Wait Wait...Don't Tell Me! is returning to New York City after a successful debut at Carnegie last fall. Thursday's show will be broadcast Saturday at 11AM on WNYC 93.9FM and 820AM, and throughout the weekend on NPR Member stations nationwide. The program is also available as streaming audio and a free podcast at www.npr.org/waitwait
"We're delighted to be returning to Carnegie Hall, because this means they've forgiven us for last year," says Peter Sagal, host of Wait Wait...Don't Tell Me!. "Maybe this means we can finally get our security deposit refunded."
The "Not My Job" segment that will feature Mayor Bloomberg and Ephron has attracted such notable names as White House advisor David Axelrod, whose quiz – "No, We Can't!" – was about utopian dreamers whose plans ended badly; rapper and reality TV star Rev Run, asked about competitive race walking; U.S. Attorney Patrick Fitzgerald, quizzed on various types of scooters; and Star Trek alumnus Leonard Nimoy, who answered questions about child-rearing expert Dr. Spock.
Now in its 13th year, Wait Wait...Don't Tell Me! uses current stories (from the global to the silly) for questions and comedy. Joining Sagal is official judge and scorekeeper Carl Kasell, and a rotating panel of humorists, journalists, comedians and others. Contestants vie for the most coveted prize in all of public radio: a custom-recorded greeting by Kasell for their voicemail. Panelists for Thursday night's show are author Tom Bodett; sportswriter Charlie Pierce; and Washington Post columnist Roxanne Roberts. Friday's panelists are humorist Roy Blount Jr.; stand-up comedienne Paula Poundstone; and Mo Rocca, a comic and regular on CBS's Sunday Morning.

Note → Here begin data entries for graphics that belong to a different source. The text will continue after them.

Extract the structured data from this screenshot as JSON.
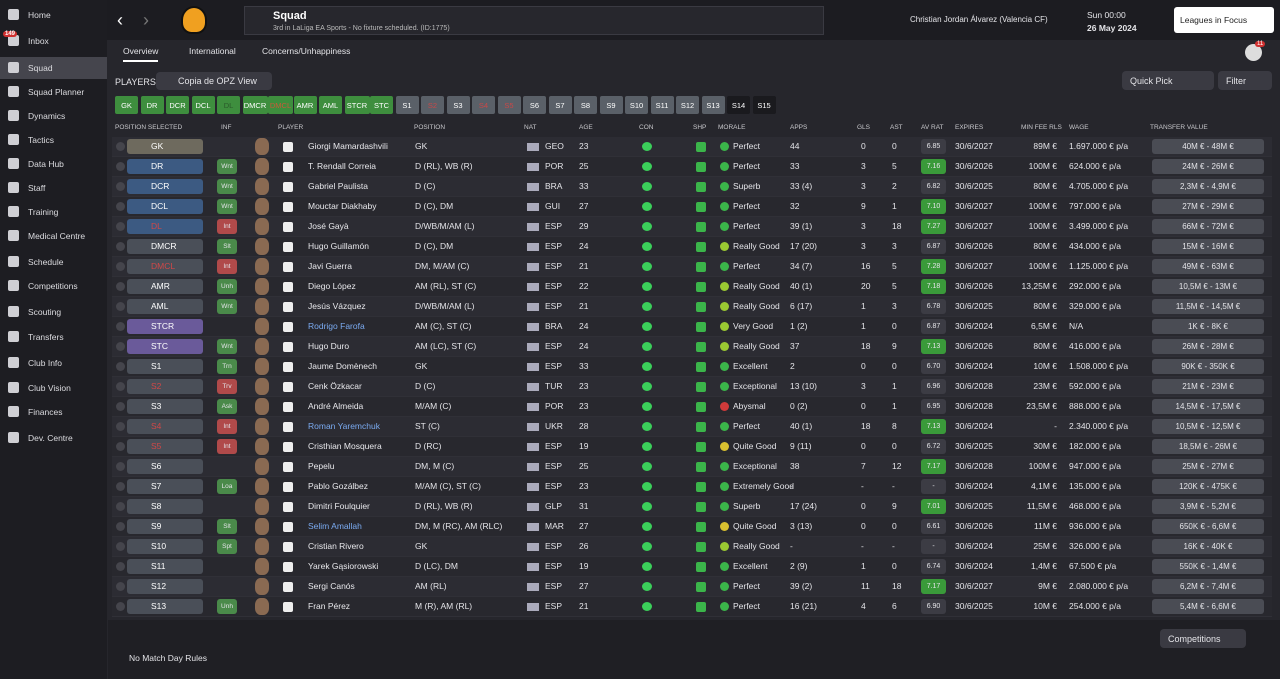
{
  "sidebar": {
    "items": [
      {
        "label": "Home"
      },
      {
        "label": "Inbox",
        "badge": "149"
      },
      {
        "label": "Squad"
      },
      {
        "label": "Squad Planner"
      },
      {
        "label": "Dynamics"
      },
      {
        "label": "Tactics"
      },
      {
        "label": "Data Hub"
      },
      {
        "label": "Staff"
      },
      {
        "label": "Training"
      },
      {
        "label": "Medical Centre"
      },
      {
        "label": "Schedule"
      },
      {
        "label": "Competitions"
      },
      {
        "label": "Scouting"
      },
      {
        "label": "Transfers"
      },
      {
        "label": "Club Info"
      },
      {
        "label": "Club Vision"
      },
      {
        "label": "Finances"
      },
      {
        "label": "Dev. Centre"
      }
    ]
  },
  "header": {
    "title": "Squad",
    "subtitle": "3rd in LaLiga EA Sports - No fixture scheduled. (ID:1775)",
    "manager": "Christian Jordan Álvarez (Valencia CF)",
    "time": "Sun 00:00",
    "date": "26 May 2024",
    "focus_button": "Leagues in Focus",
    "notif_badge": "11"
  },
  "tabs": [
    "Overview",
    "International",
    "Concerns/Unhappiness"
  ],
  "toolbar": {
    "label": "PLAYERS",
    "view": "Copia de OPZ View",
    "quick_pick": "Quick Pick",
    "filter": "Filter"
  },
  "position_chips": [
    {
      "label": "GK",
      "color": "#3e8e3e"
    },
    {
      "label": "DR",
      "color": "#3e8e3e"
    },
    {
      "label": "DCR",
      "color": "#3e8e3e"
    },
    {
      "label": "DCL",
      "color": "#3e8e3e"
    },
    {
      "label": "DL",
      "color": "#3e8e3e",
      "text_color": "#2a5a2a"
    },
    {
      "label": "DMCR",
      "color": "#3e8e3e"
    },
    {
      "label": "DMCL",
      "color": "#3e8e3e",
      "text_color": "#c85a3a"
    },
    {
      "label": "AMR",
      "color": "#3e8e3e"
    },
    {
      "label": "AML",
      "color": "#3e8e3e"
    },
    {
      "label": "STCR",
      "color": "#3e8e3e"
    },
    {
      "label": "STC",
      "color": "#3e8e3e"
    },
    {
      "label": "S1",
      "color": "#5a6068"
    },
    {
      "label": "S2",
      "color": "#5a6068",
      "text_color": "#c84848"
    },
    {
      "label": "S3",
      "color": "#5a6068"
    },
    {
      "label": "S4",
      "color": "#5a6068",
      "text_color": "#c84848"
    },
    {
      "label": "S5",
      "color": "#5a6068",
      "text_color": "#c84848"
    },
    {
      "label": "S6",
      "color": "#5a6068"
    },
    {
      "label": "S7",
      "color": "#5a6068"
    },
    {
      "label": "S8",
      "color": "#5a6068"
    },
    {
      "label": "S9",
      "color": "#5a6068"
    },
    {
      "label": "S10",
      "color": "#5a6068"
    },
    {
      "label": "S11",
      "color": "#5a6068"
    },
    {
      "label": "S12",
      "color": "#5a6068"
    },
    {
      "label": "S13",
      "color": "#5a6068"
    },
    {
      "label": "S14",
      "color": "#1a1a1e"
    },
    {
      "label": "S15",
      "color": "#1a1a1e"
    }
  ],
  "table": {
    "headers": [
      "POSITION SELECTED",
      "INF",
      "PLAYER",
      "POSITION",
      "NAT",
      "AGE",
      "CON",
      "SHP",
      "MORALE",
      "APPS",
      "GLS",
      "AST",
      "AV RAT",
      "EXPIRES",
      "MIN FEE RLS",
      "WAGE",
      "TRANSFER VALUE"
    ],
    "rows": [
      {
        "pos": "GK",
        "pos_color": "#6e6a5e",
        "name": "Giorgi Mamardashvili",
        "position": "GK",
        "nat": "GEO",
        "age": 23,
        "morale": "Perfect",
        "morale_color": "#3bb54a",
        "apps": "44",
        "gls": "0",
        "ast": "0",
        "rat": "6.85",
        "expires": "30/6/2027",
        "fee": "89M €",
        "wage": "1.697.000 € p/a",
        "value": "40M € - 48M €"
      },
      {
        "pos": "DR",
        "pos_color": "#3c5a82",
        "inf": "Wnt",
        "inf_color": "#4a8a4a",
        "name": "T. Rendall Correia",
        "position": "D (RL), WB (R)",
        "nat": "POR",
        "age": 25,
        "morale": "Perfect",
        "morale_color": "#3bb54a",
        "apps": "33",
        "gls": "3",
        "ast": "5",
        "rat": "7.16",
        "expires": "30/6/2026",
        "fee": "100M €",
        "wage": "624.000 € p/a",
        "value": "24M € - 26M €"
      },
      {
        "pos": "DCR",
        "pos_color": "#3c5a82",
        "inf": "Wnt",
        "inf_color": "#4a8a4a",
        "name": "Gabriel Paulista",
        "position": "D (C)",
        "nat": "BRA",
        "age": 33,
        "morale": "Superb",
        "morale_color": "#3bb54a",
        "apps": "33 (4)",
        "gls": "3",
        "ast": "2",
        "rat": "6.82",
        "expires": "30/6/2025",
        "fee": "80M €",
        "wage": "4.705.000 € p/a",
        "value": "2,3M € - 4,9M €"
      },
      {
        "pos": "DCL",
        "pos_color": "#3c5a82",
        "inf": "Wnt",
        "inf_color": "#4a8a4a",
        "name": "Mouctar Diakhaby",
        "position": "D (C), DM",
        "nat": "GUI",
        "age": 27,
        "morale": "Perfect",
        "morale_color": "#3bb54a",
        "apps": "32",
        "gls": "9",
        "ast": "1",
        "rat": "7.10",
        "expires": "30/6/2027",
        "fee": "100M €",
        "wage": "797.000 € p/a",
        "value": "27M € - 29M €"
      },
      {
        "pos": "DL",
        "pos_color": "#3c5a82",
        "pos_text_color": "#d04848",
        "inf": "Int",
        "inf_color": "#b04a4a",
        "name": "José Gayà",
        "position": "D/WB/M/AM (L)",
        "nat": "ESP",
        "age": 29,
        "morale": "Perfect",
        "morale_color": "#3bb54a",
        "apps": "39 (1)",
        "gls": "3",
        "ast": "18",
        "rat": "7.27",
        "expires": "30/6/2027",
        "fee": "100M €",
        "wage": "3.499.000 € p/a",
        "value": "66M € - 72M €"
      },
      {
        "pos": "DMCR",
        "pos_color": "#4a4f58",
        "inf": "Slt",
        "inf_color": "#4a8a4a",
        "name": "Hugo Guillamón",
        "position": "D (C), DM",
        "nat": "ESP",
        "age": 24,
        "morale": "Really Good",
        "morale_color": "#9ac832",
        "apps": "17 (20)",
        "gls": "3",
        "ast": "3",
        "rat": "6.87",
        "expires": "30/6/2026",
        "fee": "80M €",
        "wage": "434.000 € p/a",
        "value": "15M € - 16M €"
      },
      {
        "pos": "DMCL",
        "pos_color": "#4a4f58",
        "pos_text_color": "#d04848",
        "inf": "Int",
        "inf_color": "#b04a4a",
        "name": "Javi Guerra",
        "position": "DM, M/AM (C)",
        "nat": "ESP",
        "age": 21,
        "morale": "Perfect",
        "morale_color": "#3bb54a",
        "apps": "34 (7)",
        "gls": "16",
        "ast": "5",
        "rat": "7.28",
        "expires": "30/6/2027",
        "fee": "100M €",
        "wage": "1.125.000 € p/a",
        "value": "49M € - 63M €"
      },
      {
        "pos": "AMR",
        "pos_color": "#4a4f58",
        "inf": "Unh",
        "inf_color": "#4a8a4a",
        "name": "Diego López",
        "position": "AM (RL), ST (C)",
        "nat": "ESP",
        "age": 22,
        "morale": "Really Good",
        "morale_color": "#9ac832",
        "apps": "40 (1)",
        "gls": "20",
        "ast": "5",
        "rat": "7.18",
        "expires": "30/6/2026",
        "fee": "13,25M €",
        "wage": "292.000 € p/a",
        "value": "10,5M € - 13M €"
      },
      {
        "pos": "AML",
        "pos_color": "#4a4f58",
        "inf": "Wnt",
        "inf_color": "#4a8a4a",
        "name": "Jesús Vázquez",
        "position": "D/WB/M/AM (L)",
        "nat": "ESP",
        "age": 21,
        "morale": "Really Good",
        "morale_color": "#9ac832",
        "apps": "6 (17)",
        "gls": "1",
        "ast": "3",
        "rat": "6.78",
        "expires": "30/6/2025",
        "fee": "80M €",
        "wage": "329.000 € p/a",
        "value": "11,5M € - 14,5M €"
      },
      {
        "pos": "STCR",
        "pos_color": "#6a5a9a",
        "name": "Rodrigo Farofa",
        "name_color": "#7aaaf0",
        "position": "AM (C), ST (C)",
        "nat": "BRA",
        "age": 24,
        "morale": "Very Good",
        "morale_color": "#9ac832",
        "apps": "1 (2)",
        "gls": "1",
        "ast": "0",
        "rat": "6.87",
        "expires": "30/6/2024",
        "fee": "6,5M €",
        "wage": "N/A",
        "value": "1K € - 8K €"
      },
      {
        "pos": "STC",
        "pos_color": "#6a5a9a",
        "inf": "Wnt",
        "inf_color": "#4a8a4a",
        "name": "Hugo Duro",
        "position": "AM (LC), ST (C)",
        "nat": "ESP",
        "age": 24,
        "morale": "Really Good",
        "morale_color": "#9ac832",
        "apps": "37",
        "gls": "18",
        "ast": "9",
        "rat": "7.13",
        "expires": "30/6/2026",
        "fee": "80M €",
        "wage": "416.000 € p/a",
        "value": "26M € - 28M €"
      },
      {
        "pos": "S1",
        "pos_color": "#4a4f58",
        "inf": "Trn",
        "inf_color": "#4a8a4a",
        "name": "Jaume Domènech",
        "position": "GK",
        "nat": "ESP",
        "age": 33,
        "morale": "Excellent",
        "morale_color": "#3bb54a",
        "apps": "2",
        "gls": "0",
        "ast": "0",
        "rat": "6.70",
        "expires": "30/6/2024",
        "fee": "10M €",
        "wage": "1.508.000 € p/a",
        "value": "90K € - 350K €"
      },
      {
        "pos": "S2",
        "pos_color": "#4a4f58",
        "pos_text_color": "#d04848",
        "inf": "Trv",
        "inf_color": "#b04a4a",
        "name": "Cenk Özkacar",
        "position": "D (C)",
        "nat": "TUR",
        "age": 23,
        "morale": "Exceptional",
        "morale_color": "#3bb54a",
        "apps": "13 (10)",
        "gls": "3",
        "ast": "1",
        "rat": "6.96",
        "expires": "30/6/2028",
        "fee": "23M €",
        "wage": "592.000 € p/a",
        "value": "21M € - 23M €"
      },
      {
        "pos": "S3",
        "pos_color": "#4a4f58",
        "inf": "Ask",
        "inf_color": "#4a8a4a",
        "name": "André Almeida",
        "position": "M/AM (C)",
        "nat": "POR",
        "age": 23,
        "morale": "Abysmal",
        "morale_color": "#d03a3a",
        "apps": "0 (2)",
        "gls": "0",
        "ast": "1",
        "rat": "6.95",
        "expires": "30/6/2028",
        "fee": "23,5M €",
        "wage": "888.000 € p/a",
        "value": "14,5M € - 17,5M €"
      },
      {
        "pos": "S4",
        "pos_color": "#4a4f58",
        "pos_text_color": "#d04848",
        "inf": "Int",
        "inf_color": "#b04a4a",
        "name": "Roman Yaremchuk",
        "name_color": "#7aaaf0",
        "position": "ST (C)",
        "nat": "UKR",
        "age": 28,
        "morale": "Perfect",
        "morale_color": "#3bb54a",
        "apps": "40 (1)",
        "gls": "18",
        "ast": "8",
        "rat": "7.13",
        "expires": "30/6/2024",
        "fee": "-",
        "wage": "2.340.000 € p/a",
        "value": "10,5M € - 12,5M €"
      },
      {
        "pos": "S5",
        "pos_color": "#4a4f58",
        "pos_text_color": "#d04848",
        "inf": "Int",
        "inf_color": "#b04a4a",
        "name": "Cristhian Mosquera",
        "position": "D (RC)",
        "nat": "ESP",
        "age": 19,
        "morale": "Quite Good",
        "morale_color": "#d8c030",
        "apps": "9 (11)",
        "gls": "0",
        "ast": "0",
        "rat": "6.72",
        "expires": "30/6/2025",
        "fee": "30M €",
        "wage": "182.000 € p/a",
        "value": "18,5M € - 26M €"
      },
      {
        "pos": "S6",
        "pos_color": "#4a4f58",
        "name": "Pepelu",
        "position": "DM, M (C)",
        "nat": "ESP",
        "age": 25,
        "morale": "Exceptional",
        "morale_color": "#3bb54a",
        "apps": "38",
        "gls": "7",
        "ast": "12",
        "rat": "7.17",
        "expires": "30/6/2028",
        "fee": "100M €",
        "wage": "947.000 € p/a",
        "value": "25M € - 27M €"
      },
      {
        "pos": "S7",
        "pos_color": "#4a4f58",
        "inf": "Loa",
        "inf_color": "#4a8a4a",
        "name": "Pablo Gozálbez",
        "position": "M/AM (C), ST (C)",
        "nat": "ESP",
        "age": 23,
        "morale": "Extremely Good",
        "morale_color": "#3bb54a",
        "apps": "-",
        "gls": "-",
        "ast": "-",
        "rat": "-",
        "expires": "30/6/2024",
        "fee": "4,1M €",
        "wage": "135.000 € p/a",
        "value": "120K € - 475K €"
      },
      {
        "pos": "S8",
        "pos_color": "#4a4f58",
        "name": "Dimitri Foulquier",
        "position": "D (RL), WB (R)",
        "nat": "GLP",
        "age": 31,
        "morale": "Superb",
        "morale_color": "#3bb54a",
        "apps": "17 (24)",
        "gls": "0",
        "ast": "9",
        "rat": "7.01",
        "expires": "30/6/2025",
        "fee": "11,5M €",
        "wage": "468.000 € p/a",
        "value": "3,9M € - 5,2M €"
      },
      {
        "pos": "S9",
        "pos_color": "#4a4f58",
        "inf": "Slt",
        "inf_color": "#4a8a4a",
        "name": "Selim Amallah",
        "name_color": "#7aaaf0",
        "position": "DM, M (RC), AM (RLC)",
        "nat": "MAR",
        "age": 27,
        "morale": "Quite Good",
        "morale_color": "#d8c030",
        "apps": "3 (13)",
        "gls": "0",
        "ast": "0",
        "rat": "6.61",
        "expires": "30/6/2026",
        "fee": "11M €",
        "wage": "936.000 € p/a",
        "value": "650K € - 6,6M €"
      },
      {
        "pos": "S10",
        "pos_color": "#4a4f58",
        "inf": "Spt",
        "inf_color": "#4a8a4a",
        "name": "Cristian Rivero",
        "position": "GK",
        "nat": "ESP",
        "age": 26,
        "morale": "Really Good",
        "morale_color": "#9ac832",
        "apps": "-",
        "gls": "-",
        "ast": "-",
        "rat": "-",
        "expires": "30/6/2024",
        "fee": "25M €",
        "wage": "326.000 € p/a",
        "value": "16K € - 40K €"
      },
      {
        "pos": "S11",
        "pos_color": "#4a4f58",
        "name": "Yarek Gąsiorowski",
        "position": "D (LC), DM",
        "nat": "ESP",
        "age": 19,
        "morale": "Excellent",
        "morale_color": "#3bb54a",
        "apps": "2 (9)",
        "gls": "1",
        "ast": "0",
        "rat": "6.74",
        "expires": "30/6/2024",
        "fee": "1,4M €",
        "wage": "67.500 € p/a",
        "value": "550K € - 1,4M €"
      },
      {
        "pos": "S12",
        "pos_color": "#4a4f58",
        "name": "Sergi Canós",
        "position": "AM (RL)",
        "nat": "ESP",
        "age": 27,
        "morale": "Perfect",
        "morale_color": "#3bb54a",
        "apps": "39 (2)",
        "gls": "11",
        "ast": "18",
        "rat": "7.17",
        "expires": "30/6/2027",
        "fee": "9M €",
        "wage": "2.080.000 € p/a",
        "value": "6,2M € - 7,4M €"
      },
      {
        "pos": "S13",
        "pos_color": "#4a4f58",
        "inf": "Unh",
        "inf_color": "#4a8a4a",
        "name": "Fran Pérez",
        "position": "M (R), AM (RL)",
        "nat": "ESP",
        "age": 21,
        "morale": "Perfect",
        "morale_color": "#3bb54a",
        "apps": "16 (21)",
        "gls": "4",
        "ast": "6",
        "rat": "6.90",
        "expires": "30/6/2025",
        "fee": "10M €",
        "wage": "254.000 € p/a",
        "value": "5,4M € - 6,6M €"
      }
    ]
  },
  "footer": {
    "rules": "No Match Day Rules",
    "competitions": "Competitions"
  }
}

Wait Wait...Don't Tell Me!, produced in Chicago, goes on the road to produce the show in a number of markets each year. The program has an audience of more than 3 million listeners weekly on 555 NPR Member public radio stations; its audience has grown in every ratings period since its premiere in January 1998. For stations and broadcast times, visit www.npr.org/stations
The show is produced by NPR and Chicago Public Radio; Doug Berman is Executive Producer.